Friday, 3 November 2017

Add the E2B UtilMan password hack to any WinPE ISO's desktop

If your E2B USB drive contains bootable WinPE ISOs (e.g. Gandalf, Strelec, Bob Om, etc.), you can add shortcuts to the WinPE Desktops which will run the E2B UtilMan hack files. This will allow you to hack into any Windows system that is not encrypted.

1. First you need to add the PEStartup files and \TheOven_Startup.cmd to your E2B drive, as detailed in a previous blog here. For example, for a version with PortableApps already added, download and extract the PEStartup_Papps version to the E2B drive.

2. Next, boot to your WinPE ISO on the E2B USB drive (or if you prefer, you can double-click on the \AIO\Tools\PEStartup\PEStartup_x86.exe or PEStartup_x64.exe under your current Windows OS - but do not click on the 'Options - Perform' button or it will alter your Windows system!).
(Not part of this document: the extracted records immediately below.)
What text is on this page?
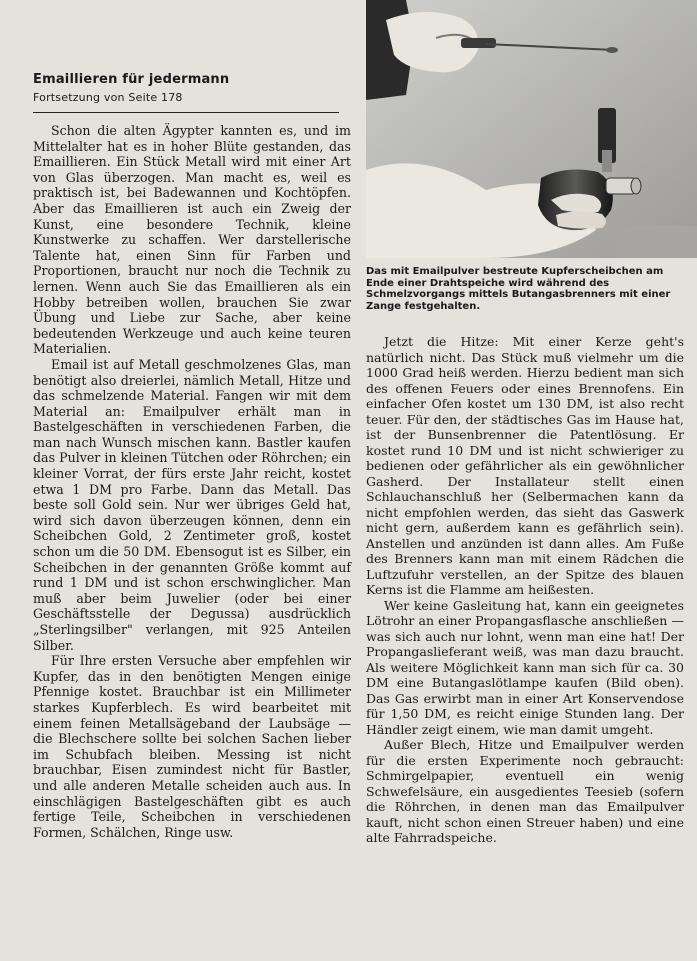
Emaillieren für jedermann
Fortsetzung von Seite 178

Schon die alten Ägypter kannten es, und im Mittelalter hat es in hoher Blüte gestanden, das Emaillieren. Ein Stück Metall wird mit einer Art von Glas überzogen. Man macht es, weil es praktisch ist, bei Badewannen und Kochtöpfen. Aber das Emaillieren ist auch ein Zweig der Kunst, eine besondere Technik, kleine Kunstwerke zu schaffen. Wer darstellerische Talente hat, einen Sinn für Farben und Proportionen, braucht nur noch die Technik zu lernen. Wenn auch Sie das Emaillieren als ein Hobby betreiben wollen, brauchen Sie zwar Übung und Liebe zur Sache, aber keine bedeutenden Werkzeuge und auch keine teuren Materialien.

Email ist auf Metall geschmolzenes Glas, man benötigt also dreierlei, nämlich Metall, Hitze und das schmelzende Material. Fangen wir mit dem Material an: Emailpulver erhält man in Bastelgeschäften in verschiedenen Farben, die man nach Wunsch mischen kann. Bastler kaufen das Pulver in kleinen Tütchen oder Röhrchen; ein kleiner Vorrat, der fürs erste Jahr reicht, kostet etwa 1 DM pro Farbe. Dann das Metall. Das beste soll Gold sein. Nur wer übriges Geld hat, wird sich davon überzeugen können, denn ein Scheibchen Gold, 2 Zentimeter groß, kostet schon um die 50 DM. Ebensogut ist es Silber, ein Scheibchen in der genannten Größe kommt auf rund 1 DM und ist schon erschwinglicher. Man muß aber beim Juwelier (oder bei einer Geschäftsstelle der Degussa) ausdrücklich „Sterlingsilber" verlangen, mit 925 Anteilen Silber.

Für Ihre ersten Versuche aber empfehlen wir Kupfer, das in den benötigten Mengen einige Pfennige kostet. Brauchbar ist ein Millimeter starkes Kupferblech. Es wird bearbeitet mit einem feinen Metallsägeband der Laubsäge — die Blechschere sollte bei solchen Sachen lieber im Schubfach bleiben. Messing ist nicht brauchbar, Eisen zumindest nicht für Bastler, und alle anderen Metalle scheiden auch aus. In einschlägigen Bastelgeschäften gibt es auch fertige Teile, Scheibchen in verschiedenen Formen, Schälchen, Ringe usw.

Das mit Emailpulver bestreute Kupferscheibchen am Ende einer Drahtspeiche wird während des Schmelzvorgangs mittels Butangasbrenners mit einer Zange festgehalten.

Jetzt die Hitze: Mit einer Kerze geht's natürlich nicht. Das Stück muß vielmehr um die 1000 Grad heiß werden. Hierzu bedient man sich des offenen Feuers oder eines Brennofens. Ein einfacher Ofen kostet um 130 DM, ist also recht teuer. Für den, der städtisches Gas im Hause hat, ist der Bunsenbrenner die Patentlösung. Er kostet rund 10 DM und ist nicht schwieriger zu bedienen oder gefährlicher als ein gewöhnlicher Gasherd. Der Installateur stellt einen Schlauchanschluß her (Selbermachen kann da nicht empfohlen werden, das sieht das Gaswerk nicht gern, außerdem kann es gefährlich sein). Anstellen und anzünden ist dann alles. Am Fuße des Brenners kann man mit einem Rädchen die Luftzufuhr verstellen, an der Spitze des blauen Kerns ist die Flamme am heißesten.

Wer keine Gasleitung hat, kann ein geeignetes Lötrohr an einer Propangasflasche anschließen — was sich auch nur lohnt, wenn man eine hat! Der Propangaslieferant weiß, was man dazu braucht. Als weitere Möglichkeit kann man sich für ca. 30 DM eine Butangaslötlampe kaufen (Bild oben). Das Gas erwirbt man in einer Art Konservendose für 1,50 DM, es reicht einige Stunden lang. Der Händler zeigt einem, wie man damit umgeht.

Außer Blech, Hitze und Emailpulver werden für die ersten Experimente noch gebraucht: Schmirgelpapier, eventuell ein wenig Schwefelsäure, ein ausgedientes Teesieb (sofern die Röhrchen, in denen man das Emailpulver kauft, nicht schon einen Streuer haben) und eine alte Fahrradspeiche.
Some WinBuilder PEs such as Gandalf and Bob Om's PE v8 will automatically run PEStartup when WinPE boots. For other WinPEs, you will need to double-click on \TheOven_Startup.cmd to run PEStartup.

3. Now use PEStartup to add Shortcuts for \_ISO\docs\UtilMan\Utilman1PE_Patch.cmd and UtilMan4PE_Restore.cmd as shown in the screenshot below:

Note: The four .cmd files can be moved to any folder or partition, they do not have to be in the \_ISO\docs folder.

Note the two shortcuts have been added to the Gandalf WinPE Desktop...

For a 32-bit PE, you will need to boot to a 32-bit PE and add the shortcuts.
For a 64-bit PE, you will need to boot to a 64-bit PE and add the shortcuts.

Now, whenever you boot to WinPE ISOs, you should see the shortcuts on the WinPE Desktop (if not just run \TheOven_Startup.cmd).

Hacking Windows

Now you can 'hack' local Windows accounts as described here.

Basically, the steps are:

1. Boot to your WinPE ISO from the target Windows system and run the UtilMan1PE_Patch shortcut to patch the Windows OS.
2. Boot from the target system hard disk to it's Windows OS.
3. Press WinKey+U or the SHIFT key 5 times to get to a command prompt.
4. Type 2  and press ENTER to add a new ADMIN account (password=admin).
5. Login as ADMIN and do whatever you want.
6. Repeat step 3 and type 3 and press ENTER to remove the hacked files.
7. If the previous step did not fully work, repeat step 1 but run the Utilman4PE_Restore shortcut.

To avoid others hacking your Windows OS in the same way, use BitLocker to encrypt your files and set a BIOS boot password.